Re: [LSF/MM/BPF TOPIC] Measuring limits and enhancing buffered IO

Kent Overstreet <kent.overstreet@xxxxxxxxx> · Tue, 27 Feb 2024 10:52:51 -0500

On Tue, Feb 27, 2024 at 07:32:32AM -0800, Paul E. McKenney wrote:
> I could simply use the same general approach that I use within RCU
> itself, which currently has absolutely no idea how much memory (if any)
> that each callback will free.  Especially given that some callbacks
> free groups of memory blocks, while other free nothing.  ;-)
> 
> Alternatively, we could gather statistics on the amount of memory freed
> by each callback and use that as an estimate.
> 
> But we should instead step back and ask exactly what we are trying to
> accomplish here, which just might be what Dave Chinner was getting at.
> 
> At a ridiculously high level, reclaim is looking for memory to free.
> Some read-only memory can often be dropped immediately on the grounds
> that its data can be read back in if needed.  Other memory can only be
> dropped after being written out, which involves a delay.  There are of
> course many other complications, but this will do for a start.
> 
> So, where does RCU fit in?
> 
> RCU fits in between the two.  With memory awaiting RCU, there is no need
> to write anything out, but there is a delay.  As such, memory waiting
> for an RCU grace period is similar to memory that is to be reclaimed
> after its I/O completes.
> 
> One complication, and a complication that we are considering exploiting,
> is that, unlike reclaimable memory waiting for I/O, we could often
> (but not always) have some control over how quickly RCU's grace periods
> complete.  And we already do this programmatically by using the choice
> between sychronize_rcu() and synchronize_rcu_expedited().  The question
> is whether we should expedite normal RCU grace periods during reclaim,
> and if so, under what conditions.
> 
> You identified one potential condition, namely the amount of memory
> waiting to be reclaimed.  One complication with this approach is that RCU
> has no idea how much memory each callback represents, and for call_rcu(),
> there is no way for it to find out.  For kfree_rcu(), there are ways,
> but as you know, I am questioning whether those ways are reasonable from
> a performance perspective.  But even if they are, we would be accepting
> more error from the memory waiting via call_rcu() than we would be
> accepting if we just counted blocks instead of bytes for kfree_rcu().

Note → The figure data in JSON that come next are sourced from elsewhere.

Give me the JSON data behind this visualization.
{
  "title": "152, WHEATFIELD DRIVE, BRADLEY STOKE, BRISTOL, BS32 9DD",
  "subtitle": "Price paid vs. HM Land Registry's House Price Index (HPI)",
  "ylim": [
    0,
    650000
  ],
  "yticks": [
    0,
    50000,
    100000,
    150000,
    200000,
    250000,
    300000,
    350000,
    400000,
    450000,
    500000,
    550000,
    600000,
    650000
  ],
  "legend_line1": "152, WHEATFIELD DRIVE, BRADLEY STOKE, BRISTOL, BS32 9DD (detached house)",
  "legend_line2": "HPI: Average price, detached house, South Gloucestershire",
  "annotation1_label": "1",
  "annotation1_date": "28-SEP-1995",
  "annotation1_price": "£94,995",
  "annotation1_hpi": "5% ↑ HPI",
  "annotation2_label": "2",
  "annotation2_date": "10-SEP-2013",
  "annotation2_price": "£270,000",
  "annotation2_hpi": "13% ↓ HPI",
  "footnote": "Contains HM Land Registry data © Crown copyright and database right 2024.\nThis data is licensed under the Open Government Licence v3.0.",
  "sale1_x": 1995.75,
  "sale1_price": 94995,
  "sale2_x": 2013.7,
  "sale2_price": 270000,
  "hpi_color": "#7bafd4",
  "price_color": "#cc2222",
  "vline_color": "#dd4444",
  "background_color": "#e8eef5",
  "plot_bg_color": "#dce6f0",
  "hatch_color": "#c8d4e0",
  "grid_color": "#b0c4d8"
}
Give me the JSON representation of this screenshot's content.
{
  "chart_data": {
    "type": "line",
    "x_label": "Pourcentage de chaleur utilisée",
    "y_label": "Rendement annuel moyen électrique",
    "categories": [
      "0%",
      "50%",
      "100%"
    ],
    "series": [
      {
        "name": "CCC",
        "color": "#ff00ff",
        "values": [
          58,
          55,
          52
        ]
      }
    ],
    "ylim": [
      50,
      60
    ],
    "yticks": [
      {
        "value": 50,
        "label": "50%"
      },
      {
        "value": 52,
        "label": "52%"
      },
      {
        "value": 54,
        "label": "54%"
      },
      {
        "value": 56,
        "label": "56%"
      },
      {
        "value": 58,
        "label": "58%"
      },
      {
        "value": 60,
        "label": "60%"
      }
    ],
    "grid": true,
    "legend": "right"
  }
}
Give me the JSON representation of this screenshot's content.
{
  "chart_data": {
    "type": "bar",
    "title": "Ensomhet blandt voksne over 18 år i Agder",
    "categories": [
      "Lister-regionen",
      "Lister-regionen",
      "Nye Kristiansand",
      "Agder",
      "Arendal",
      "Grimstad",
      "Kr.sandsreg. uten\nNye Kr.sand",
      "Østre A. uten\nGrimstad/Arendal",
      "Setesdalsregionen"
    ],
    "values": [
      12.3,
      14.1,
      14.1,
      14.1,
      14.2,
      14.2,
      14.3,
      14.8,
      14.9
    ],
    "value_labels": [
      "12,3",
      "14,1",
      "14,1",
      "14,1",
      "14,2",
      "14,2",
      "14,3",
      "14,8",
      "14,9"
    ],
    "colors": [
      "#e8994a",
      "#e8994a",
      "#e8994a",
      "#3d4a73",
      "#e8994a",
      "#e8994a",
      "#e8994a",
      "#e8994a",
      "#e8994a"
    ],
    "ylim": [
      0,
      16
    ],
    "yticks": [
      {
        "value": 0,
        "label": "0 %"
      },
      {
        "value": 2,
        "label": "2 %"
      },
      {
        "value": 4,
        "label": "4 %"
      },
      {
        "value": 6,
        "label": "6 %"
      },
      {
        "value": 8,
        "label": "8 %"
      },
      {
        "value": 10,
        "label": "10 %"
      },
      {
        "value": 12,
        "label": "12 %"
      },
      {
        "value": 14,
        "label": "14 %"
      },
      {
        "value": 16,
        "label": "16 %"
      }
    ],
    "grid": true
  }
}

You're _way_ overcomplicating this.

The relevant thing to consider is the relative cost of __ksize() and
kfree_rcu(). __ksize() is already pretty cheap, and with slab gone and
space available in struct slab we can get it down to a single load.

> Let me reiterate that:  The estimation error that you are objecting to
> for kfree_rcu() is completely and utterly unavoidable for call_rcu().

hardly, callsites manually freeing memory manually after an RCU grace
period can do the accounting manually - if they're hot enough to matter,
most aren.t

and with memory allocation profiling coming, which also tracks # of
allocations, we'll also have an easy way to spot those.